Back home, things were still rough, as Laura recalls being home at night and still hearing the ghost-like sounds of NICU monitors in her mind — remembering that helpless vision of seeing her baby hooked up to the machines at the tiniest he ever was.

No one tells new moms that the most terrifying time in their lives will be those first days after the birth of their first-born, when you are going at it blind and without instructions. There is no “Newborn 101 guide” to answer all your questions — it’s guts and glory, love and instinct.

I remember being in the hospital with him and looking down at my legs and thinking ‘I’m never gonna even workout again’ — because they were so skinny and I had lost so much weight. Then I told myself — ‘I don’t care’ — he is the most important thing to me and this [fitness] is just a bonus.

A couple of months down the road, out of the newborn fog where light and rationality begin to live again, Laura was back in the gym — slowly working her way back. She consulted Birthfit, using their training program for weeks to start gaining back her core and prevent injury.

People constantly told her she “looked great” but the trauma of giving birth on a woman’s body is not always visible. Having worked out throughout her pregnancy, Laura’s pregnant and post-partum body still looked far fitter than the average woman’s — but she was just like everyone else recovering from C-section, returning to movements that once felt easy and adapting back to normal life in a body that would never be the same as it once was.

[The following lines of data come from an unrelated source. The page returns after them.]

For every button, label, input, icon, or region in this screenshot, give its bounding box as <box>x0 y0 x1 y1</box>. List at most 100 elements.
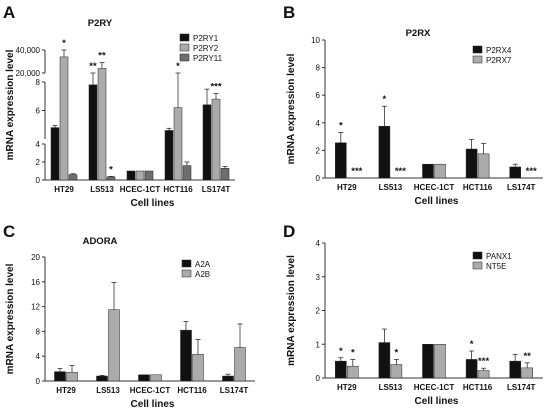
bar <box>335 360 347 379</box>
significance-label: * <box>395 347 399 358</box>
legend-label: A2A <box>195 260 211 269</box>
chart-title: ADORA <box>83 236 118 247</box>
bar <box>211 98 221 181</box>
significance-label: *** <box>526 166 537 177</box>
y-tick-label: 8 <box>36 78 41 87</box>
legend-swatch <box>472 251 483 260</box>
chart-title: P2RX <box>406 28 431 39</box>
y-tick-label: 8 <box>36 327 41 336</box>
y-tick-label: 8 <box>316 64 321 73</box>
significance-label: * <box>351 347 355 358</box>
significance-label: * <box>383 94 387 105</box>
y-tick-label: 0 <box>36 176 41 185</box>
significance-label: * <box>176 61 180 72</box>
y-axis-label: mRNA expression level <box>5 49 16 160</box>
bar <box>465 359 478 379</box>
bar <box>88 84 98 181</box>
bar <box>50 127 60 181</box>
bar <box>222 375 234 382</box>
bar <box>97 68 107 181</box>
bar <box>434 344 446 379</box>
x-tick-label: HT29 <box>337 183 357 192</box>
bar <box>108 309 120 382</box>
bar <box>106 176 116 181</box>
legend-swatch <box>179 53 190 62</box>
bar <box>150 374 162 382</box>
x-tick-label: HCEC-1CT <box>414 183 455 192</box>
bar <box>164 130 174 181</box>
bar <box>96 375 108 382</box>
bar <box>173 107 183 181</box>
legend-swatch <box>179 33 190 42</box>
x-tick-label: HT29 <box>337 383 357 392</box>
x-axis-label: Cell lines <box>131 399 175 410</box>
x-tick-label: LS513 <box>90 185 114 194</box>
y-tick-label: 40,000 <box>16 46 41 55</box>
x-tick-label: HT29 <box>54 185 74 194</box>
significance-label: * <box>109 164 113 175</box>
legend-swatch <box>472 261 483 270</box>
bar <box>66 372 78 382</box>
bar <box>126 170 136 181</box>
bar <box>465 148 478 179</box>
y-tick-label: 0 <box>316 174 321 183</box>
legend-swatch <box>181 269 192 278</box>
legend-label: P2RY11 <box>193 54 223 63</box>
legend-swatch <box>181 259 192 268</box>
bar <box>509 360 521 379</box>
y-tick-label: 20,000 <box>16 69 41 78</box>
bar <box>59 56 69 181</box>
bar <box>192 354 204 382</box>
bar <box>135 170 145 181</box>
legend-swatch <box>472 45 483 54</box>
significance-label: *** <box>478 356 489 367</box>
significance-label: ** <box>98 51 106 62</box>
x-tick-label: LS513 <box>96 386 120 395</box>
y-tick-label: 2 <box>36 158 41 167</box>
panel-letter: B <box>283 3 295 22</box>
legend-label: P2RX7 <box>486 56 512 65</box>
y-axis-label: mRNA expression level <box>286 53 297 164</box>
y-tick-label: 16 <box>31 278 40 287</box>
y-tick-label: 4 <box>36 352 41 361</box>
panel-letter: A <box>3 3 15 22</box>
bar <box>422 163 434 179</box>
legend-swatch <box>179 43 190 52</box>
x-tick-label: LS174T <box>220 386 249 395</box>
y-tick-label: 10 <box>311 36 320 45</box>
bar <box>390 364 403 379</box>
significance-label: * <box>62 38 66 49</box>
x-axis-label: Cell lines <box>131 198 175 209</box>
y-tick-label: 0 <box>316 374 321 383</box>
bar <box>138 374 150 382</box>
legend-label: A2B <box>195 270 210 279</box>
significance-label: ** <box>89 61 97 72</box>
x-tick-label: LS174T <box>507 383 536 392</box>
bar <box>477 370 490 379</box>
x-tick-label: HCEC-1CT <box>120 185 161 194</box>
y-tick-label: 0 <box>36 377 41 386</box>
legend-label: P2RY1 <box>193 34 219 43</box>
significance-label: ** <box>523 351 531 362</box>
y-tick-label: 12 <box>31 303 40 312</box>
y-tick-label: 4 <box>36 140 41 149</box>
bar <box>422 344 434 379</box>
legend-label: NT5E <box>486 262 506 271</box>
bar <box>54 371 66 382</box>
x-axis-label: Cell lines <box>415 396 459 407</box>
significance-label: * <box>339 346 343 357</box>
y-tick-label: 4 <box>316 119 321 128</box>
y-tick-label: 6 <box>36 107 41 116</box>
bar <box>68 174 78 181</box>
bar <box>180 329 192 382</box>
y-tick-label: 3 <box>316 273 321 282</box>
y-tick-label: 1 <box>316 340 321 349</box>
x-tick-label: LS513 <box>379 383 403 392</box>
panel-letter: C <box>3 222 15 241</box>
legend-swatch <box>472 55 483 64</box>
x-axis-label: Cell lines <box>415 196 459 207</box>
x-tick-label: HCEC-1CT <box>414 383 455 392</box>
legend-label: P2RX4 <box>486 46 512 55</box>
bar <box>220 168 230 181</box>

“I’ve had so many emotional days in here after the baby…that is just the grind and the reality of what moms to through no matter what level you are on,” she says, holding Patrick in our interview, feeding him fruit snacks and giving him a peck on the cheek.


The baby bond has certainly helped she and Elyse empower one another through good days and bad, helping each other be rational about body changes and expectations over the post-partum months.

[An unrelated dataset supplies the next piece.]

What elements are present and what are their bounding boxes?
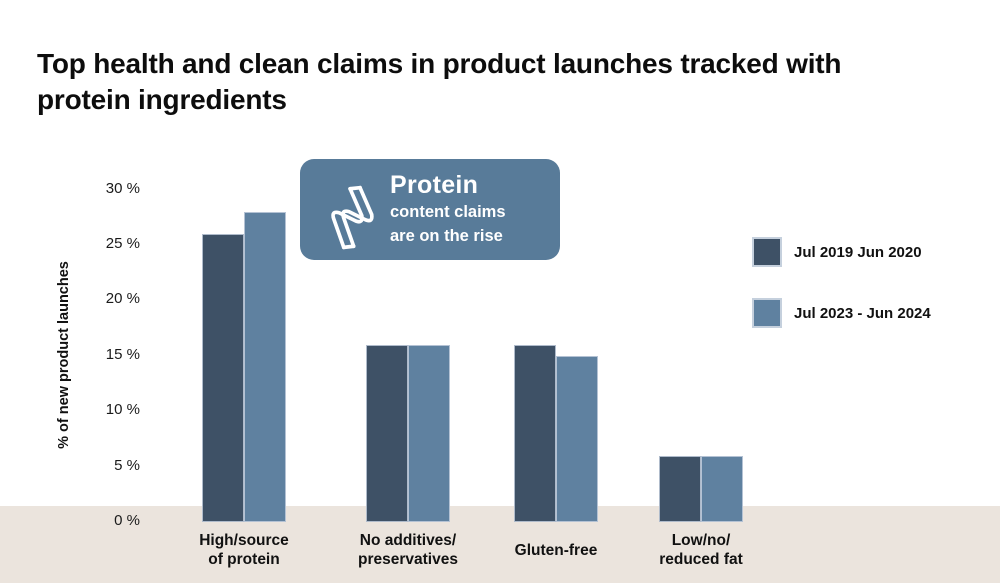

Jafri is extremely cautious about not pushing post-partum athletes without proper conditioning and great concern for potential issues surrounding core work. And he takes seriously the example these elite women set for the other women at Three Kings who become pregnant and want to stay in the fitness game when they return.  Last year at the gym, at least a dozen women were pregnant and these days, the childcare area is full of babies every single day — so ensuring people have a realistic view of returning to CrossFit postpartum is important here.

“[Laura] has a better balance now…she knows that she has to be even smarter about the way she trains and does certain movements,” said Jafri. “But the baby has been a blessing because it gives her a better mental balance.”

That strength will be on display in Nashville this weekend, as the ladies — along with a men’s team and a second women’s team from Three Kings — takes the floor at regionals. There are many reasons to realistically envision a podium victory that will lead to Madison this summer.

While so many factors play into a win on competition day, Laura will step onto the floor knowing she’s done everything she can to be her very best. That is the greatest win she can give herself.